Zhonghua Renmin Gongheguo: People’s Republic of China, this I learned just now out of shame, to at least be able to say the name of the place I will never call home.
—
Notes on this story:
This story originally appeared under the title “Lexicon” in OTHER Magazine, edited by Charlie Jane Anders, Issue #3, 2003.
This is the first story that ever made me cry while I wrote it.
I wrote this 23 years ago. I can’t believe how little has changed.
In a sense, this does look like a very American story (or Western Hemispheric.) Years ago, I read a self-help book on self-esteem & identity (from the 1970s, I think), claiming that a huge number of white or whitish Americans are affected by “the checkerboard” – a knowledge or suspicion that some of one’s ancestors were POC (specifically, African-American). According to the book, a deep sense of shame over this and a determination not to let anyone else know is (or was) pervasive enough to affect the culture at large. A deliberate erasure of roots or refusal to pass anything down is usually seen as a gift for one’s children and grandchildren, who then have a sense of loss. In the mid-nineteenth century, many immigrants to America were ashamed of being Irish, and that shame was passed down until no one remembered where their ancestors came from. Growing up in New York, my mother surrounded herself with Jewish friends, learned their culture, fasted for Yom Kippur. As an adult, I realized that she was ashamed of having a slightly-visible amount of Mohawk blood and a father who couldn’t pass for white. She wanted to be someone or something else. On the other hand, there are stories of refugees from Europe in the same era (1930s) who would never admit to being Jewish. (In some circumstances, being Mohawk might have been safer.) It’s a tangled web.
Well and there was nothing about America or Americanism in the urge my Chinese grandparents had when they ceased speaking Chinese to their children in the Philippines. They just wanted to assimilate. But the immigrant narrative is the dominant one in America and I can only see the yearning for a homeland (that maybe doesn’t exist) through the American lens.
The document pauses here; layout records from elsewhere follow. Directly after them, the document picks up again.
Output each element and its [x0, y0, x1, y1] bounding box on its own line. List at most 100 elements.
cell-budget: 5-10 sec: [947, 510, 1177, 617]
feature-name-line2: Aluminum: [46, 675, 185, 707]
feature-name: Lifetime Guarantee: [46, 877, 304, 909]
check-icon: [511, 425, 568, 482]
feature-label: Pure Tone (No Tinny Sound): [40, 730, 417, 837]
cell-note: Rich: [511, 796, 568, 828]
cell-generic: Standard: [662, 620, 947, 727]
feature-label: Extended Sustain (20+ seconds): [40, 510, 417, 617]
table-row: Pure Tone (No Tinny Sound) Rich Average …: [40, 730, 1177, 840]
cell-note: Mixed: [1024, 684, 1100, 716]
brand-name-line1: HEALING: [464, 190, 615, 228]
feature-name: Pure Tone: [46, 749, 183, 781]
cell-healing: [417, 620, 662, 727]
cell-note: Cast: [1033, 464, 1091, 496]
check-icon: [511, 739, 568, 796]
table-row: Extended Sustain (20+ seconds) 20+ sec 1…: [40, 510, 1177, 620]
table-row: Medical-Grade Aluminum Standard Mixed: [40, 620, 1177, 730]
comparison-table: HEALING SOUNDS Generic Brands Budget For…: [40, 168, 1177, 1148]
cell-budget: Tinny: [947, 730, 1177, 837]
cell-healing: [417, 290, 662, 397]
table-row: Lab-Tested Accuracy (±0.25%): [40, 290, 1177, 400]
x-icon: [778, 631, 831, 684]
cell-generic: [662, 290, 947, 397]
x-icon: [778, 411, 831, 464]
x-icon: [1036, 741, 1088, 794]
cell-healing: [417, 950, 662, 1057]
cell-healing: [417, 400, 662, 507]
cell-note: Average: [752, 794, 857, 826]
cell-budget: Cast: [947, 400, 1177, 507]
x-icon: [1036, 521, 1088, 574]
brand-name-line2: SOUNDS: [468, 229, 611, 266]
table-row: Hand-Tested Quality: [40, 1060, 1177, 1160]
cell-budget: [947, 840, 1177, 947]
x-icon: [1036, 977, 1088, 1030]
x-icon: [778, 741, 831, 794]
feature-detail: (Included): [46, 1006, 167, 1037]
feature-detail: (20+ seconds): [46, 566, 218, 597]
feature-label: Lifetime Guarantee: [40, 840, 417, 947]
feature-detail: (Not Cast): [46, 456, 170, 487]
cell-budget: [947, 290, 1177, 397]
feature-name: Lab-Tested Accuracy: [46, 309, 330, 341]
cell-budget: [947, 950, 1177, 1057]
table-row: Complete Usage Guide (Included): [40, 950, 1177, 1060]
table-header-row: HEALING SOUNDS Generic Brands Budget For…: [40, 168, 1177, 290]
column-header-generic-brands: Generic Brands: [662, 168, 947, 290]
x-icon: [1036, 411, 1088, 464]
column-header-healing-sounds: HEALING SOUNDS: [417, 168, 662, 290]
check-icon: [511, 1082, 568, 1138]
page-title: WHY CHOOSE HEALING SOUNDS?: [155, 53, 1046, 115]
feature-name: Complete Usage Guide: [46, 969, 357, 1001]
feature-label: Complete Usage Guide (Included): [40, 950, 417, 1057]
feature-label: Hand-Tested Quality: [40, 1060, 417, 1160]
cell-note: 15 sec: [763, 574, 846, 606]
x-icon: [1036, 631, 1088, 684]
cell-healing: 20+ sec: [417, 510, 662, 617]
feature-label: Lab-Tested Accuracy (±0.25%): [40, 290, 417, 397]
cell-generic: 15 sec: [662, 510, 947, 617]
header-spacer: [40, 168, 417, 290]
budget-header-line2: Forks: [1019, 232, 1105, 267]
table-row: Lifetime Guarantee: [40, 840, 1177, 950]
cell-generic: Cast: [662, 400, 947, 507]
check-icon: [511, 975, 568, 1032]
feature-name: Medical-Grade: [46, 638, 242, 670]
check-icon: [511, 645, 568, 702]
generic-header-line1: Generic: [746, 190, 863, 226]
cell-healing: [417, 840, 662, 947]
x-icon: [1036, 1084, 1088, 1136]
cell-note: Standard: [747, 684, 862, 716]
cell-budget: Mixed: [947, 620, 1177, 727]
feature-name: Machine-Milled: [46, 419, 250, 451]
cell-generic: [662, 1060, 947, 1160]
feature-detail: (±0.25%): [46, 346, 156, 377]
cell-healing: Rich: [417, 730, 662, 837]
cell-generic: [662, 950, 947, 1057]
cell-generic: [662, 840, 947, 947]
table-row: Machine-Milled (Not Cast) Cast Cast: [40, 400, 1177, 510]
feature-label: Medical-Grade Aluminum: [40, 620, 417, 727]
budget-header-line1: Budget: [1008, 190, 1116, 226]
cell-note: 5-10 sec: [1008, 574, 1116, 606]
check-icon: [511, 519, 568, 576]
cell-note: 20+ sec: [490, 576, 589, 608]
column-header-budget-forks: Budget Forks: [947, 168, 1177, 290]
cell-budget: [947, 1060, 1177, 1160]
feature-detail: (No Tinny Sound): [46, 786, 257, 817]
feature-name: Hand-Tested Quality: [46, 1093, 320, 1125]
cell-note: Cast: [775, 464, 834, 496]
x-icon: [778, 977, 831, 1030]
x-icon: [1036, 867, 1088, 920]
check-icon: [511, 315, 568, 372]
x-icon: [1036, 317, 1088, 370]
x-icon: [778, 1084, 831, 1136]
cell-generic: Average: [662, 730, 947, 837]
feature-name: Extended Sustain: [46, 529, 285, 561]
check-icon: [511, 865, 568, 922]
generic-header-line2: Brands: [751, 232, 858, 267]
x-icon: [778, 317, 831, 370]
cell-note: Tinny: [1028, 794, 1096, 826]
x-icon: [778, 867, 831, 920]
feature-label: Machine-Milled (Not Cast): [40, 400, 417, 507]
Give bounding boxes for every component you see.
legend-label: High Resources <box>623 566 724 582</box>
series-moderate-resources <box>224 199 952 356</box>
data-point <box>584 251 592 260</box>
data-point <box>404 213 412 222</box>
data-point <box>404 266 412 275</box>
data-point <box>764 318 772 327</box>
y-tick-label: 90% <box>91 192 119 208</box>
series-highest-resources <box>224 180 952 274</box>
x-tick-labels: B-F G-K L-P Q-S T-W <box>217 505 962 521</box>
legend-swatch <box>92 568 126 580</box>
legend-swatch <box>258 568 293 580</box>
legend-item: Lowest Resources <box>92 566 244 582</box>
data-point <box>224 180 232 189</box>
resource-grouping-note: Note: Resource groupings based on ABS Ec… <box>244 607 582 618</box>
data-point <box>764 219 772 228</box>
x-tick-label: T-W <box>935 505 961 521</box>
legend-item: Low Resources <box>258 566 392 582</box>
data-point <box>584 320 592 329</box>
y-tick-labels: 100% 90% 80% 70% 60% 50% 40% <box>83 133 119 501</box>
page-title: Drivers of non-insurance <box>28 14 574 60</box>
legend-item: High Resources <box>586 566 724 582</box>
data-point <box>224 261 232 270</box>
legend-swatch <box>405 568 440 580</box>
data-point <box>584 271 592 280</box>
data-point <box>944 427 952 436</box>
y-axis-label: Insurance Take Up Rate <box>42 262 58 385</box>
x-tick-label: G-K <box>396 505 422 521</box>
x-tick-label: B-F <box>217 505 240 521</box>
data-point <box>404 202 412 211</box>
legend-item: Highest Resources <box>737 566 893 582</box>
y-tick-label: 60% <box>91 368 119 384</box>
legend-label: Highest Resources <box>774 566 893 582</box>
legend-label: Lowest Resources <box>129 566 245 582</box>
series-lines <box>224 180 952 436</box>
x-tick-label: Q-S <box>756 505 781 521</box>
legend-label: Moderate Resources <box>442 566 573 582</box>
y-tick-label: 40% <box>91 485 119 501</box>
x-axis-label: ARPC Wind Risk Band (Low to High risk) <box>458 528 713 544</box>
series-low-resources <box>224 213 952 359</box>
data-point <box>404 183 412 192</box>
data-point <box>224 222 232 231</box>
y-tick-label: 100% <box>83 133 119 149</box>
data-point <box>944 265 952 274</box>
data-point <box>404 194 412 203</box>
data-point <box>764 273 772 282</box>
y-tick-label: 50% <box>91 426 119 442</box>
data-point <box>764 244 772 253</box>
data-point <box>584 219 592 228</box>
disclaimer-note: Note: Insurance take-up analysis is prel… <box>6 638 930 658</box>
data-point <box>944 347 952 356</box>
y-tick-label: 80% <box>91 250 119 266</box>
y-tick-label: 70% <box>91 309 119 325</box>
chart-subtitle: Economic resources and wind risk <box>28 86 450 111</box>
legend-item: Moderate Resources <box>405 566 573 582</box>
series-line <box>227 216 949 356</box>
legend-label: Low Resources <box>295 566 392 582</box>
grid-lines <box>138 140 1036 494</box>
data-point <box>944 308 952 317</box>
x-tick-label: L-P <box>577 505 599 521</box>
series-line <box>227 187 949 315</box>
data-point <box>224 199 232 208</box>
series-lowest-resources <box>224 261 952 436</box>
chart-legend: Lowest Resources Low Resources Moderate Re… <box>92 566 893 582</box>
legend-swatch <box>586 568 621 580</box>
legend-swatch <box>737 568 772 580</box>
Oh yes, a refusal to transmit culture to descendants happens in various places. I find it mind-boggling when parents refuse to speak their own first language to their own children, but I’m sure the parents think this is for the best. Luckily, my 2 stepsons (one of whom was born in Canada) haven’t been cut off from their Chilean roots or the Spanish language. Visiting the Old Country (if possible) usually seems worthwhile, even though several people I know say it showed them why they wouldn’t want to move back permanently.